If you consider applying this policy to things beyond Jakarta EE,
such as IoT, I think it's even more important that vendors be given
the flexibility to choose the license that works for their business
model.
The TCK license should provide some of the assurances you're worried
about, but I don't see that it's necessary to require that it be
possible for any user to run the TCK against any vendor's product.
I think we should encourage that, and will obviously make it
true for any products developed under EE4J, but I don't think we
need to require it in all cases.
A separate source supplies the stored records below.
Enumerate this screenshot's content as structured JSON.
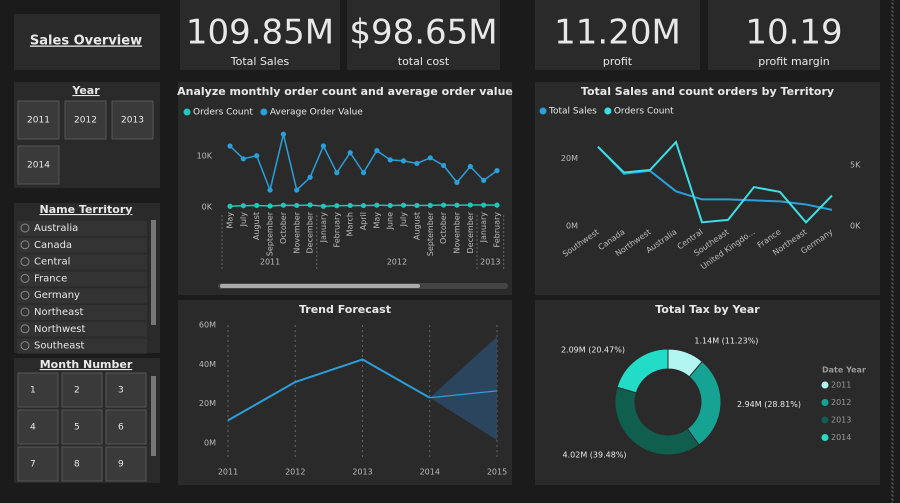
{
  "sidebar": {
    "title": "Sales Overview",
    "year_slicer": {
      "title": "Year",
      "options": [
        "2011",
        "2012",
        "2013",
        "2014"
      ]
    },
    "territory_slicer": {
      "title": "Name Territory",
      "options": [
        "Australia",
        "Canada",
        "Central",
        "France",
        "Germany",
        "Northeast",
        "Northwest",
        "Southeast"
      ]
    },
    "month_slicer": {
      "title": "Month Number",
      "options": [
        "1",
        "2",
        "3",
        "4",
        "5",
        "6",
        "7",
        "8",
        "9"
      ]
    }
  },
  "kpis": [
    {
      "value": "109.85M",
      "label": "Total Sales"
    },
    {
      "value": "$98.65M",
      "label": "total cost"
    },
    {
      "value": "11.20M",
      "label": "profit"
    },
    {
      "value": "10.19",
      "label": "profit margin"
    }
  ],
  "chart_data": [
    {
      "type": "line",
      "title": "Analyze monthly order count and average order value",
      "categories": [
        "May",
        "July",
        "August",
        "September",
        "October",
        "November",
        "December",
        "January",
        "February",
        "March",
        "April",
        "May",
        "June",
        "July",
        "August",
        "September",
        "October",
        "November",
        "December",
        "January",
        "February"
      ],
      "groups": [
        {
          "label": "2011",
          "count": 7
        },
        {
          "label": "2012",
          "count": 12
        },
        {
          "label": "2013",
          "count": 2
        }
      ],
      "series": [
        {
          "name": "Orders Count",
          "color": "#1fc7b6",
          "values": [
            150,
            250,
            300,
            200,
            350,
            300,
            400,
            150,
            250,
            300,
            280,
            350,
            300,
            350,
            300,
            320,
            380,
            350,
            400,
            380,
            360
          ]
        },
        {
          "name": "Average Order Value",
          "color": "#2b9fd9",
          "values": [
            11900,
            9400,
            10000,
            3300,
            14200,
            3300,
            5800,
            11900,
            6700,
            10600,
            6700,
            11000,
            9200,
            9000,
            8500,
            9600,
            8100,
            4800,
            7900,
            5200,
            7100
          ]
        }
      ],
      "ylim": [
        0,
        16000
      ],
      "yticks": [
        {
          "value": 0,
          "label": "0K"
        },
        {
          "value": 10000,
          "label": "10K"
        }
      ]
    },
    {
      "type": "line",
      "title": "Total Sales and count orders by Territory",
      "categories": [
        "Southwest",
        "Canada",
        "Northwest",
        "Australia",
        "Central",
        "Southeast",
        "United Kingdo...",
        "France",
        "Northeast",
        "Germany"
      ],
      "series": [
        {
          "name": "Total Sales",
          "color": "#2b9fd9",
          "values": [
            23600000,
            15500000,
            16400000,
            10300000,
            7900000,
            7900000,
            7600000,
            7300000,
            6400000,
            4800000
          ]
        },
        {
          "name": "Orders Count",
          "color": "#3be0e6",
          "axis": "y2",
          "values": [
            6500,
            4400,
            4600,
            6900,
            300,
            500,
            3200,
            2800,
            300,
            2500
          ]
        }
      ],
      "ylim": [
        0,
        30000000
      ],
      "yticks": [
        {
          "value": 0,
          "label": "0M"
        },
        {
          "value": 20000000,
          "label": "20M"
        }
      ],
      "y2lim": [
        0,
        8300
      ],
      "y2ticks": [
        {
          "value": 0,
          "label": "0K"
        },
        {
          "value": 5000,
          "label": "5K"
        }
      ]
    },
    {
      "type": "forecast",
      "title": "Trend Forecast",
      "x": [
        2011,
        2012,
        2013,
        2014,
        2015
      ],
      "xlim": [
        2011,
        2015
      ],
      "xticks": [
        2011,
        2012,
        2013,
        2014,
        2015
      ],
      "series": [
        {
          "color": "#2b9fd9",
          "values": [
            11500000,
            31000000,
            42500000,
            23000000,
            null
          ]
        }
      ],
      "forecast": {
        "color": "#2b9fd9",
        "band_color": "#2a4a66",
        "values": [
          null,
          null,
          null,
          23000000,
          26500000
        ],
        "upper": [
          null,
          null,
          null,
          23000000,
          54000000
        ],
        "lower": [
          null,
          null,
          null,
          23000000,
          1500000
        ]
      },
      "ylim": [
        0,
        60000000
      ],
      "yticks": [
        {
          "value": 0,
          "label": "0M"
        },
        {
          "value": 20000000,
          "label": "20M"
        },
        {
          "value": 40000000,
          "label": "40M"
        },
        {
          "value": 60000000,
          "label": "60M"
        }
      ]
    },
    {
      "type": "pie",
      "title": "Total Tax by Year",
      "legend_title": "Date Year",
      "donut": true,
      "categories": [
        "2011",
        "2012",
        "2013",
        "2014"
      ],
      "values": [
        1.14,
        2.94,
        4.02,
        2.09
      ],
      "value_labels": [
        "1.14M (11.23%)",
        "2.94M (28.81%)",
        "4.02M (39.48%)",
        "2.09M (20.47%)"
      ],
      "colors": [
        "#b3f5f0",
        "#17a394",
        "#0f5e4e",
        "#23dcc8"
      ]
    }
  ]
}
And again, if this proves to be a
problem in practice, we can raise the bar later.
Anyway, it's time to hear from others. What do others on this list
think, especially other potential Jakarta EE vendors? Are you all
committed to providing your "TCK adapter" as open source software
and allowing users to run the TCK against your product? Do you
believe we should require every vendor to do so? Is there consensus
that this is necessary to achieve the goals of Jakarta EE?